Das Original ist unschlagbar
In seinen ebenso hochinteressanten wie (für Tierfreunde) hochemotionalen Büchern „Die Natur der Zukunft“ und „Ausgestorbene Tiere“ spricht sich Bernhard Kegel bereits vehement für den Erhalt bestehender Ökosysteme aus. Denn egal was Wissenschaftler und Visionäre gerade auch tüfteln, an das Original, sprich intakte (Regen-) Wälder, Moore, Salzwiesen, Mangrovenwälder und gesunde Meere, kommt nichts ran. Nicht mal ansatzweise. Zum Vergleich: Mit dem stark gehypten DirectAirCapture Verfahren lassen sich pro Jahr 4000 Tonnen CO2 binden. Bei den Blue Carbon Küstengebieten sprechen wir von 3,4 Gigatonnen jährlich!„Es ist vollkommen absurd, enorme finanzielle Mittel und unendlich viel Arbeit in die Aufforstung von Wäldern, die Wiedervernässung von Mooren und die Wiederherstellung von Seegraswiesen, Tangwäldern und Mangroven zu investieren und gleichzeitig die noch existierenden intakten Reste dieser Ökosysteme an anderer Stelle großflächig zu zerstören. Doch genau das geschieht.“ (S. 220) Anders ausgedrückt: Umweltschutz ist Klimaschutz. Das eine funktioniert nicht ohne das andere. In den Worten des Autors: „Von jemandem Hilfe zu erwarten und ihm gleichzeitig Knüppel zwischen die Beine zu werfen, ist schäbig und alles andere als hilfreich.“ (S. 220)
Fazit: So spannend und emotional kann Wissenschaft sein!
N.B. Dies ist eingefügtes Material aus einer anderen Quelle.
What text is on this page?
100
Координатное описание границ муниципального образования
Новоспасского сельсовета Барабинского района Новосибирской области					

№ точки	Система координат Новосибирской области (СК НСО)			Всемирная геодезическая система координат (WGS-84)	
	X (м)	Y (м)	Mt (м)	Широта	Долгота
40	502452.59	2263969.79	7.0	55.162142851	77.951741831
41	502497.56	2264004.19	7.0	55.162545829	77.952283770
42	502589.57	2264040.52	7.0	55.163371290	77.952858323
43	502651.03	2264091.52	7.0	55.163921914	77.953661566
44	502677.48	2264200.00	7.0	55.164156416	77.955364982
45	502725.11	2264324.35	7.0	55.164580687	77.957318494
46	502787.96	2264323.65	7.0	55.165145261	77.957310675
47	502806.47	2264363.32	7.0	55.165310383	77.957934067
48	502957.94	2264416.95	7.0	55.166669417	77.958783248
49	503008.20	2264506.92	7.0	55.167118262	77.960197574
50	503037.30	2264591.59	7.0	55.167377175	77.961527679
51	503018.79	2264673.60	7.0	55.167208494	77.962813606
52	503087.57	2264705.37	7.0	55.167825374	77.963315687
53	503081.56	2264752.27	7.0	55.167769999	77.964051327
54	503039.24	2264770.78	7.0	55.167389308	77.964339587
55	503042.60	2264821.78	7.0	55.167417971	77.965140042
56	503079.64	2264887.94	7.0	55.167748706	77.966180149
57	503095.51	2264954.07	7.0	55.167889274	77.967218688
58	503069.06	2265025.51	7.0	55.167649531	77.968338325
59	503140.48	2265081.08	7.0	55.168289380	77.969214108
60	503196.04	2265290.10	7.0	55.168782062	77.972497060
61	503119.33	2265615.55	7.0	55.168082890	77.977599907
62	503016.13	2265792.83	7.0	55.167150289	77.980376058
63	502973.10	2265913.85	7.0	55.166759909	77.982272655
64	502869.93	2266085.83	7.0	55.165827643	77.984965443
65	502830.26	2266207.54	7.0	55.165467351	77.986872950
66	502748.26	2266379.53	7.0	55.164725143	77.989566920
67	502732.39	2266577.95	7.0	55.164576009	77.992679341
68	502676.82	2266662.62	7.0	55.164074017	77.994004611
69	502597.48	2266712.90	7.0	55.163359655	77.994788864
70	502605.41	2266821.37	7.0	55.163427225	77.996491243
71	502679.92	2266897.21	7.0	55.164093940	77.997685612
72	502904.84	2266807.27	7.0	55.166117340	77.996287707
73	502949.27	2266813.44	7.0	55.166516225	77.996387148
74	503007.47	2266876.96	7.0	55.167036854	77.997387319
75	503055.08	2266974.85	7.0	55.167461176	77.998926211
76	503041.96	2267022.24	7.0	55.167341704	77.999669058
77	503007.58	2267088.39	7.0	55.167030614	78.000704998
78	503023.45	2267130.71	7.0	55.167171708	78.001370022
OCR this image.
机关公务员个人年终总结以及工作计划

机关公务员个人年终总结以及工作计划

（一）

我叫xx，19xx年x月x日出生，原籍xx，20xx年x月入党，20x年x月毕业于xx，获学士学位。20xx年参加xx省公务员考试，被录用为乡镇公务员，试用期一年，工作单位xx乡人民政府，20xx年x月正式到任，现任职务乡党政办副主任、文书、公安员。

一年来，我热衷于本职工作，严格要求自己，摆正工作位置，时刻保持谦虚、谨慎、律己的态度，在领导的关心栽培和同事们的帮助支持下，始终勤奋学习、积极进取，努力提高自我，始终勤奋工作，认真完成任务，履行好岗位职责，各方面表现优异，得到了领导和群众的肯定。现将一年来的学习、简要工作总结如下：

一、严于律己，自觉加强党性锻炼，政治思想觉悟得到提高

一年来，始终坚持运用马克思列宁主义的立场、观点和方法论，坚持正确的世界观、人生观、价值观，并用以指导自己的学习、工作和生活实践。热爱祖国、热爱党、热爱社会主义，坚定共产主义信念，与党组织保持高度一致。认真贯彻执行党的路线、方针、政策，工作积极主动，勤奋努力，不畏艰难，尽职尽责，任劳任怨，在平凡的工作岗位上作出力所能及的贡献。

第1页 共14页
Bernhard Kegels neuestes Buch ist wichtig, richtig, aufrüttelnd und hoffnungsvoll zugleich. Auf die Politik sollten wir allerdings nicht warten. Kegel zeigt, dass die Wirtschaft und lokale Communitys wie die „Mtangawanda Mongroves Restauration-Initiative“ bestehend aus 30 Frauen auf der kenianischen Insel Lamu, Großartiges bewirken. Ohne Millionen für Forschung und Monitoring auszugeben, ohne auf Zuschüsse der Politik zu warten. Und falls Sie als Taucher nach neuen und SINNVOLLEN Herausforderungen suchen: „Bürger-Taucher“ sind bei dem Projekt des GEOMAR Helmholz-Instituts für Ozeanforschung in Kiel immer herzlich Willkommen, um die potentesten Kohlenstoffdioxid-Binder überhaupt – die Seegraswiesen – unter Wasser zu pflanzen.
Bernhard Kegel: Mit Pflanzen die Welt retten
DuMont, Oktober 2024.
288 Seiten, gebundene Ausgabe, 25,00 Euro.
Diese Rezension wurde verfasst von Diana Wieser.